Keir writes that the Aristasian community withdrew from public (off-line) activities in 2005 (an event known as "Operation Bridgehead"), with most British participants moving to the United States around that time.

==Language==
The Aristasians developed their own lexicon, some examples of which are given by Keir:

- The Eclipse – The cultural and spiritual collapse of the late 1960s
- The Pit – Post-Eclipse society
- Racination – The process of undoing the damage that the Pit has done to our spirits, regaining a sense of innocence, joy, and wonder
- Bongo – Someone strongly embedded in the Pit (Note: The Aristasians were criticized for the racial connotations of this term, given its apparent derivation from Bongo Bongo Land, a term Martindale also used in reference to the non-Aristasian world.)
- Ordinator – a computer
- Real – authentically belonging to the past era being evoked

==Size==
In 1995 The Guardian reported that there were five or six Aristasian households in the UK, and one in France. The following year, Chauchard-Stuart wrote of "250 devotees". In 2004 Sedgwick wrote that there were around 40 Aristasians. In 2010 Keir wrote that the movement seemed to have a few hundred online followers.
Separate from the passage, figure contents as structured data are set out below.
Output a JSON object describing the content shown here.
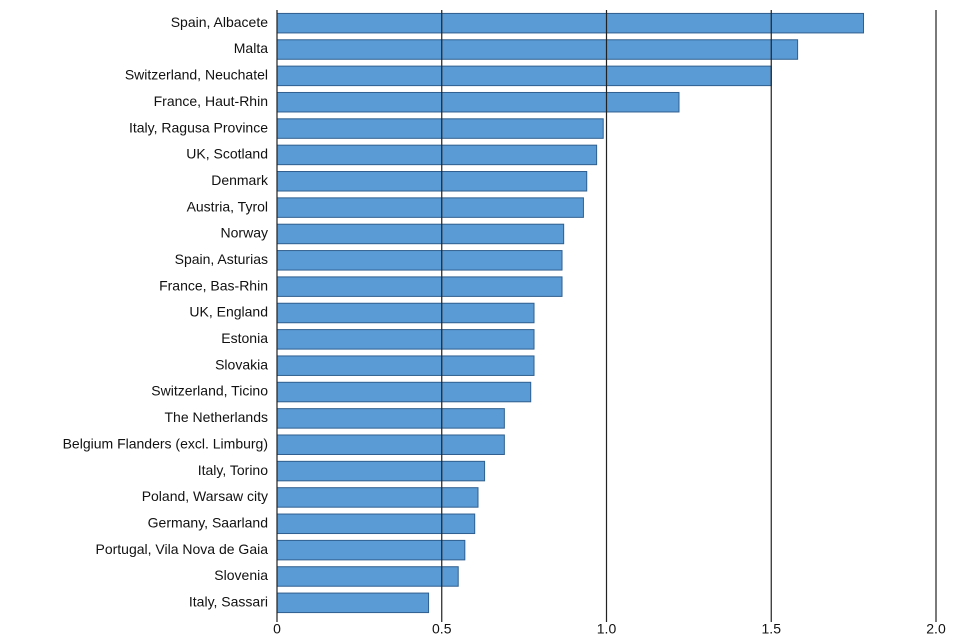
{
  "chart_data": {
    "type": "bar",
    "orientation": "horizontal",
    "categories": [
      "Spain, Albacete",
      "Malta",
      "Switzerland, Neuchatel",
      "France, Haut-Rhin",
      "Italy, Ragusa Province",
      "UK, Scotland",
      "Denmark",
      "Austria, Tyrol",
      "Norway",
      "Spain, Asturias",
      "France, Bas-Rhin",
      "UK, England",
      "Estonia",
      "Slovakia",
      "Switzerland, Ticino",
      "The Netherlands",
      "Belgium Flanders (excl. Limburg)",
      "Italy, Torino",
      "Poland, Warsaw city",
      "Germany, Saarland",
      "Portugal, Vila Nova de Gaia",
      "Slovenia",
      "Italy, Sassari"
    ],
    "values": [
      1.78,
      1.58,
      1.5,
      1.22,
      0.99,
      0.97,
      0.94,
      0.93,
      0.87,
      0.865,
      0.865,
      0.78,
      0.78,
      0.78,
      0.77,
      0.69,
      0.69,
      0.63,
      0.61,
      0.6,
      0.57,
      0.55,
      0.46
    ],
    "color": "#5b9bd5",
    "xlim": [
      0,
      2.0
    ],
    "xticks": [
      0,
      0.5,
      {
        "value": 1.0,
        "label": "1.0"
      },
      1.5,
      {
        "value": 2.0,
        "label": "2.0"
      }
    ],
    "grid": true
  }
}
==Reception and interpretations==
Assessing the group, Sedgwick writes that it was "permeated by the quirky humor characteristic of its Oxonian birthplace, where the expression of deeply held convictions is rarely free of an element of jest, and where no joke can be safely assumed not to conceal a very serious point." Describing the movement as a kind of "invented religion", Grace writes that Aristasia "was no less earnest for being openly fanciful, and real perspective and spiritual growth were meant to be achieved through its role-play." Keir writes that "holding a conversation with a true Aristasian is ultimately ever-so-slightly mindbending. Their way of seeing the world is genuinely different. Those who insist that 'Real' Aristasia...exists on another plane, sound like absolute nuts. Others acknowledge that to them, really, it's all just a big role-play game." Veronique Mottier mentions Aristasia in the context of other LGBTQ separatist projects and micronations such as the Gay and Lesbian Kingdom of the Coral Sea Islands. Writing in 2023, the journalist and political commentator Mary Harrington evaluated Aristasia as a forerunner of present-day cultural trends (cosplay, LARPing, kink, online reactionary movements) and a cautionary tale illustrating that "the easiest dimension in which to create your own reality is the internet. But this comes at the price of being ever less able to realise your vision in real life."